Iraq is in. Iraq will send athletes to the Summer Olympics in Beijing.
Iraqi sprinter Dana Abdul-Razzaq stretches during a training session at al-Shaab National Stadium in Baghdad March 18, 2008. Few athletes will have overcome the obstacles 21-year-old Abdul-Razzaq has faced to reach Beijing, from a sniper’s bullets to a paucity of adequate training facilities and religious and cultural opposition to female athletes. Picture taken March 18, 2008. (Reuters)
Two Iraqi athletes will be representing Iraq in the Olympic Games this year in Beijing.
The IOC lifted its ridiculous ban on the Iraqi athletes earlier today.
The Washington Post reported:
Two Iraqi athletes will be allowed to participate in the Beijing Olympics after a last-minute pledge by the Iraqi government Tuesday not to interfere politically in the country’s Olympic movement.

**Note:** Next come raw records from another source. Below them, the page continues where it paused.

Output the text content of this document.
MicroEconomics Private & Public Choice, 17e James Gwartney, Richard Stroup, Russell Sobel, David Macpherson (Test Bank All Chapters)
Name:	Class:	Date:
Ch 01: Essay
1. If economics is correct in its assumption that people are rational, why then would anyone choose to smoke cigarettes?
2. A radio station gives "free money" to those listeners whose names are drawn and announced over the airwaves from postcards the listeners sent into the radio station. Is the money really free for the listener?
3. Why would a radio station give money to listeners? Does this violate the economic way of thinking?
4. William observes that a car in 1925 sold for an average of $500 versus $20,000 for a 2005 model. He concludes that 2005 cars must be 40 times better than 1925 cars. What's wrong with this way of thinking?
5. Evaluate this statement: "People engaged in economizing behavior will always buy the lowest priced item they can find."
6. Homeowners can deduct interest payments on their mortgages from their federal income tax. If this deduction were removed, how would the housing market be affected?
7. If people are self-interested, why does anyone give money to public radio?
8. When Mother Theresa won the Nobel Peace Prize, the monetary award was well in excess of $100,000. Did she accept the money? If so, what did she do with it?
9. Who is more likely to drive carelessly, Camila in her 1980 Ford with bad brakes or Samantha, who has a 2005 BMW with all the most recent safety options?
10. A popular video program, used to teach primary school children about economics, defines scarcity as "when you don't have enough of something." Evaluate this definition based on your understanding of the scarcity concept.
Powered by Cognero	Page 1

The agreement reversed a decision last week by the International Olympic Committee to ban Iraq from competing because of allegations that Prime Minister Nouri al-Maliki had compromised the independence of the national Olympic committee. The government dissolved the panel in May and replaced it with a new group headed by a cabinet minister.

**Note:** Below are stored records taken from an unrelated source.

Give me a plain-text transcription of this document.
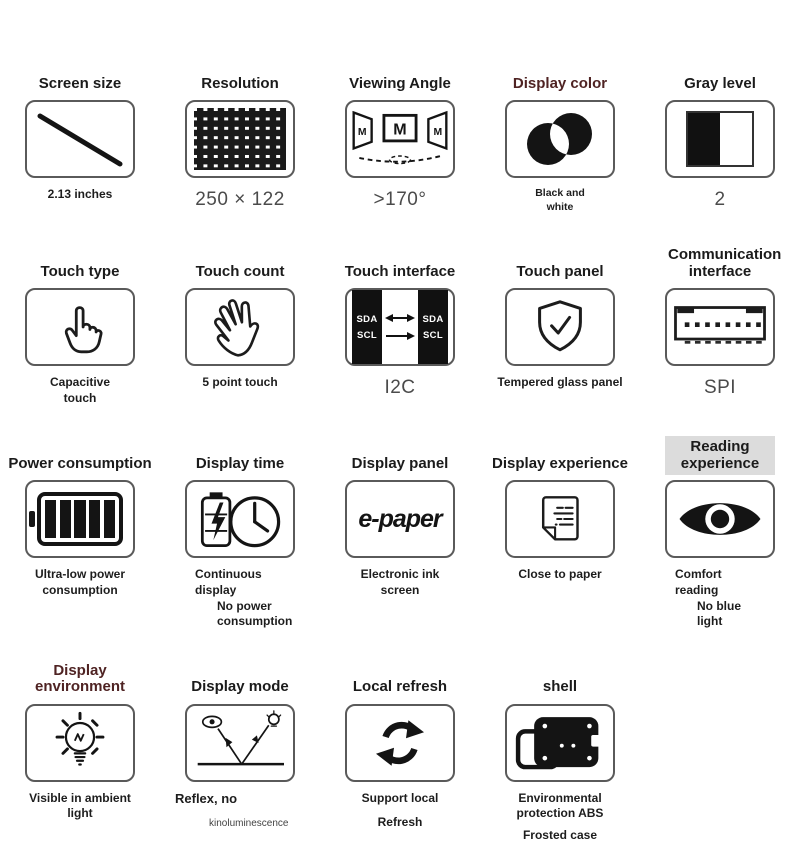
Screen size
2.13 inches
Resolution
250 × 122
Viewing Angle
M
M	M
>170°
Display color
Black and
white
Gray level
2
Touch type
Capacitive
touch
Touch count
5 point touch
Touch interface
SDA
SCL
SDA
SCL
I2C
Touch panel
Tempered glass panel
Communication interface
SPI
Power consumption
Ultra-low power
consumption
Display time
Continuous
display
No power
consumption
Display panel
e-paper
Electronic ink
screen
Display experience
Close to paper
Reading experience
Comfort
reading
No blue
light
Display environment
Visible in ambient
light
Display mode
Reflex, no
kinoluminescence
Local refresh
Support local
Refresh
shell
Environmental
protection ABS
Frosted case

But after negotiations between Iraqi officials and the international committee at its headquarters in Lausanne, Switzerland, the government agreed to reestablish an independent committee and hold transparent elections for it by November, Olympic officials said. They added that five government representatives could attend the Beijing Games as observers.
“We look forward to seeing the Iraqi flag in Beijing,” the president of the international committee, Jacques Rogge, said in a statement.

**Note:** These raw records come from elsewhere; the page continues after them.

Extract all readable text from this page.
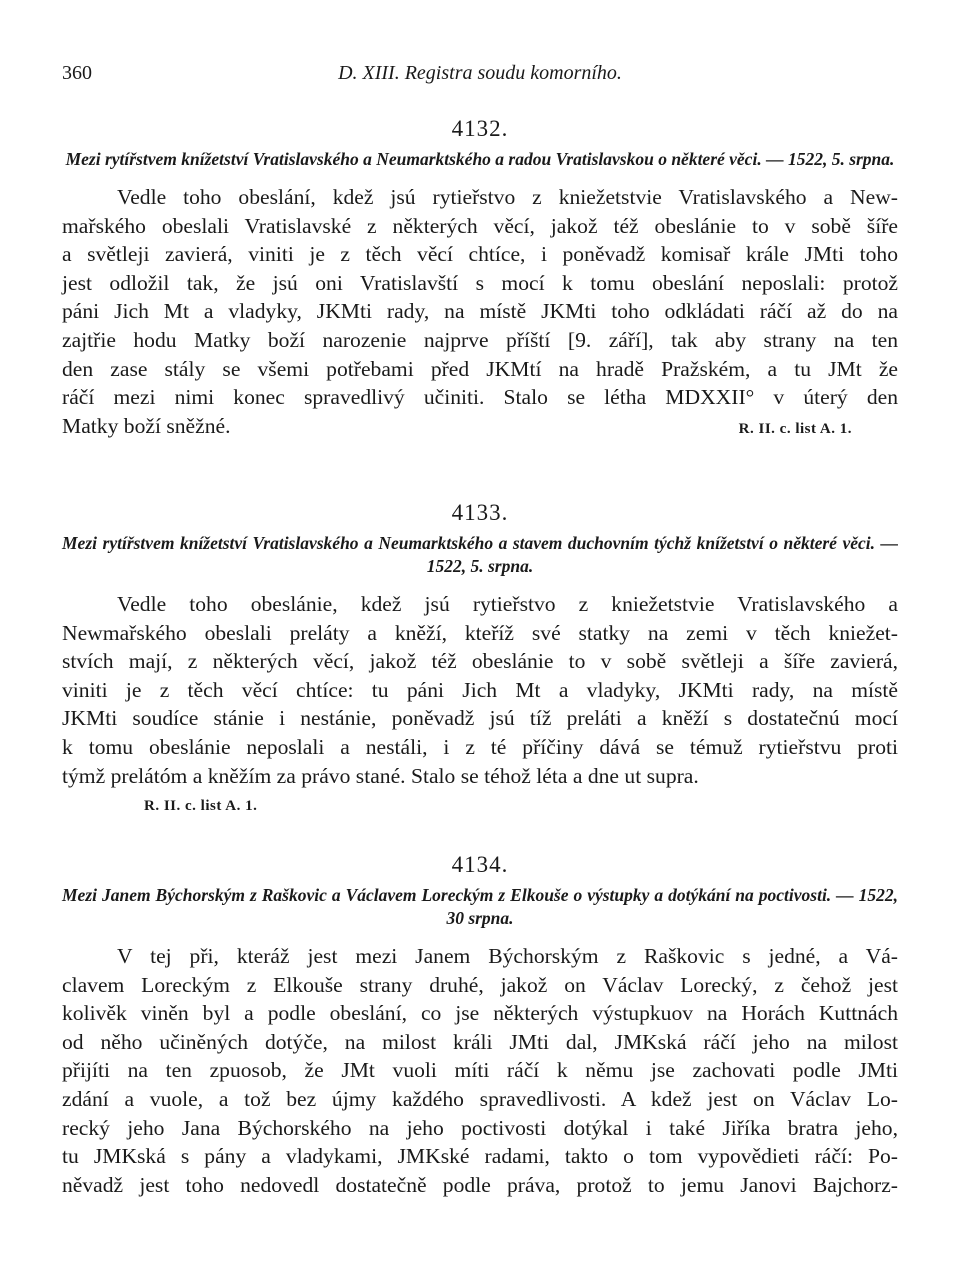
360	D. XIII. Registra soudu komorního.
4132.
Mezi rytířstvem knížetství Vratislavského a Neumarktského a radou Vratislavskou o některé věci. — 1522, 5. srpna.
Vedle toho obeslání, kdež jsú rytieřstvo z kniežetstvie Vratislavského a New-
mařského obeslali Vratislavské z některých věcí, jakož též obeslánie to v sobě šíře
a světleji zavierá, viniti je z těch věcí chtíce, i poněvadž komisař krále JMti toho
jest odložil tak, že jsú oni Vratislavští s mocí k tomu obeslání neposlali: protož
páni Jich Mt a vladyky, JKMti rady, na místě JKMti toho odkládati ráčí až do na
zajtřie hodu Matky boží narozenie najprve příští [9. září], tak aby strany na ten
den zase stály se všemi potřebami před JKMtí na hradě Pražském, a tu JMt že
ráčí mezi nimi konec spravedlivý učiniti. Stalo se létha MDXXII° v úterý den
Matky boží sněžné.	R. II. c. list A. 1.
4133.
Mezi rytířstvem knížetství Vratislavského a Neumarktského a stavem duchovním týchž knížetství o některé věci. — 1522, 5. srpna.
Vedle toho obeslánie, kdež jsú rytieřstvo z kniežetstvie Vratislavského a
Newmařského obeslali preláty a kněží, kteříž své statky na zemi v těch kniežet-
stvích mají, z některých věcí, jakož též obeslánie to v sobě světleji a šíře zavierá,
viniti je z těch věcí chtíce: tu páni Jich Mt a vladyky, JKMti rady, na místě
JKMti soudíce stánie i nestánie, poněvadž jsú tíž preláti a kněží s dostatečnú mocí
k tomu obeslánie neposlali a nestáli, i z té příčiny dává se témuž rytieřstvu proti
týmž prelátóm a kněžím za právo stané. Stalo se téhož léta a dne ut supra.
R. II. c. list A. 1.
4134.
Mezi Janem Býchorským z Raškovic a Václavem Loreckým z Elkouše o výstupky a dotýkání na poctivosti. — 1522, 30 srpna.
V tej při, kteráž jest mezi Janem Býchorským z Raškovic s jedné, a Vá-
clavem Loreckým z Elkouše strany druhé, jakož on Václav Lorecký, z čehož jest
kolivěk viněn byl a podle obeslání, co jse některých výstupkuov na Horách Kuttnách
od něho učiněných dotýče, na milost králi JMti dal, JMKská ráčí jeho na milost
přijíti na ten zpuosob, že JMt vuoli míti ráčí k němu jse zachovati podle JMti
zdání a vuole, a tož bez újmy každého spravedlivosti. A kdež jest on Václav Lo-
recký jeho Jana Býchorského na jeho poctivosti dotýkal i také Jiříka bratra jeho,
tu JMKská s pány a vladykami, JMKské radami, takto o tom vypovědieti ráčí: Po-
něvadž jest toho nedovedl dostatečně podle práva, protož to jemu Janovi Bajchorz-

Part of the conflict that was resolved today– The IOC wanted the original Iraqi committee members to represent the team. But, 4 members were kidnapped two years ago and have not been seen since that time.
Of course, the IOC never banned Iraq when the Saddam was in power and his sons were torturing the Iraqi athletes.
In 1984, when Uday was 20, Saddam handed his son the reins of both the country’s Olympic committee and its soccer federation. Uday had ordered the hand of a security officer at his Olympic headquarters to be chopped off five years earlier, after the man was accused of stealing sports equipment that was missing (but later turned up).